Of course, local governments often do the right thing. But sometimes they unreasonably burden free speech rights, equal protection principles, establishment clause requirements, abortion rights, property rights, and procedural due process rights, and sometimes those unreasonable burdens are the result of land use decisions. Courts do not and should not always defer to these decisions. Similarly, local governments do not always unreasonably burden religious liberty. But when they do, there ought to be constitutional or statutory mechanisms available to remedy those situations.
Alan Brownstein
From: religionlaw-bounces at lists.ucla.edu [mailto:religionlaw-bounces at lists.ucla.edu] On Behalf Of Hamilton02 at aol.com
Sent: Wednesday, June 24, 2009 9:43 AM
To: religionlaw at lists.ucla.edu
Subject: Re: A Concrete Example
In a message dated 6/23/2009 7:46:39 P.M. Eastern Daylight Time, aebrownstein at ucdavis.edu writes:
But that argument is much harder to make when courts repeatedly insist that regulations which disfavor some architectural style (or expressive religious activity) constitute prohibited viewpoint discrimination. Given that background, I would think a law that provides preferential protection to such a style would be constitutionally problematic and subject to challenge.

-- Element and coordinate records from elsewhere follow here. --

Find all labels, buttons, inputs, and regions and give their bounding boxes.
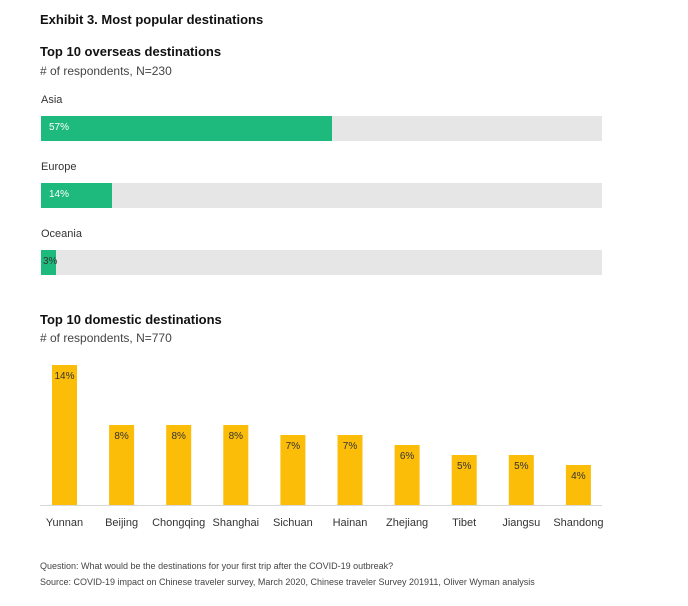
overseas-chart-title: Top 10 overseas destinations <box>40 44 222 59</box>
domestic-bar <box>451 455 477 505</box>
overseas-bar <box>41 116 332 141</box>
domestic-chart-title: Top 10 domestic destinations <box>40 312 222 327</box>
domestic-value-label: 5% <box>457 461 472 472</box>
domestic-value-label: 8% <box>229 431 244 442</box>
overseas-bar <box>41 250 56 275</box>
domestic-value-label: 8% <box>114 431 129 442</box>
domestic-bar <box>508 455 534 505</box>
overseas-category-label: Europe <box>41 161 77 173</box>
domestic-category-label: Tibet <box>452 517 476 529</box>
overseas-bar-track: 3% <box>41 250 602 275</box>
overseas-bar-track: 14% <box>41 183 602 208</box>
source-footnote: Source: COVID-19 impact on Chinese trave… <box>40 577 535 587</box>
domestic-value-label: 7% <box>343 441 358 452</box>
domestic-bar-chart: 14% Yunnan 8% Beijing 8% Chongqing 8% Shanghai 7… <box>40 365 603 529</box>
domestic-value-label: 5% <box>514 461 529 472</box>
domestic-bar <box>280 435 306 505</box>
domestic-value-label: 4% <box>571 471 586 482</box>
exhibit-title: Exhibit 3. Most popular destinations <box>40 12 264 27</box>
domestic-category-label: Hainan <box>333 517 368 529</box>
domestic-category-label: Jiangsu <box>502 517 540 529</box>
overseas-category-label: Asia <box>41 94 63 106</box>
domestic-category-label: Zhejiang <box>386 517 428 529</box>
domestic-category-label: Sichuan <box>273 517 313 529</box>
domestic-category-label: Shanghai <box>213 517 260 529</box>
domestic-bar <box>52 365 77 505</box>
domestic-value-label: 14% <box>54 371 74 382</box>
domestic-bar <box>394 445 420 505</box>
domestic-category-label: Shandong <box>553 517 603 529</box>
overseas-bar <box>41 183 112 208</box>
domestic-value-label: 8% <box>171 431 186 442</box>
domestic-category-label: Chongqing <box>152 517 205 529</box>
domestic-bar <box>223 425 249 505</box>
overseas-chart-subtitle: # of respondents, N=230 <box>40 64 172 78</box>
domestic-bar <box>337 435 363 505</box>
domestic-chart-subtitle: # of respondents, N=770 <box>40 331 172 345</box>
overseas-value-label: 57% <box>49 122 70 133</box>
domestic-bar <box>565 465 591 505</box>
domestic-bar <box>109 425 135 505</box>
domestic-bar <box>166 425 192 505</box>
overseas-category-label: Oceania <box>41 228 82 240</box>
overseas-bar-track: 57% <box>41 116 602 141</box>
domestic-category-label: Yunnan <box>46 517 83 529</box>
domestic-value-label: 6% <box>400 451 415 462</box>
domestic-category-label: Beijing <box>105 517 138 529</box>
domestic-value-label: 7% <box>286 441 301 452</box>
overseas-value-label: 14% <box>49 189 70 200</box>
question-footnote: Question: What would be the destinations… <box>40 561 394 571</box>
overseas-value-label: 3% <box>43 256 58 267</box>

Alan-- surely this is an overstatement. On this theory, places like Savannah, Georgia, where the land use laws assiduously preserve an architectural look are unconstitutional. Or how about historic Boston or Philadelphia? What about Capitol Hill in DC? The problem with this way of thinking is that it does not take into account the entrenched fact of land use planning, and the contribution that land use planning provides to the larger public good.
The issue here echoes the problems that are now endemic in residential neighborhoods with RLUIPA in place. RLUIPA was passed with no respect or deference to local communities in shaping their residential and other goals. It is antithetical to civil society. The members of Congress completely ignored the long-settled constitutional doctrine that the federal courts and government are supposed to defer to local determinations with respect to land use.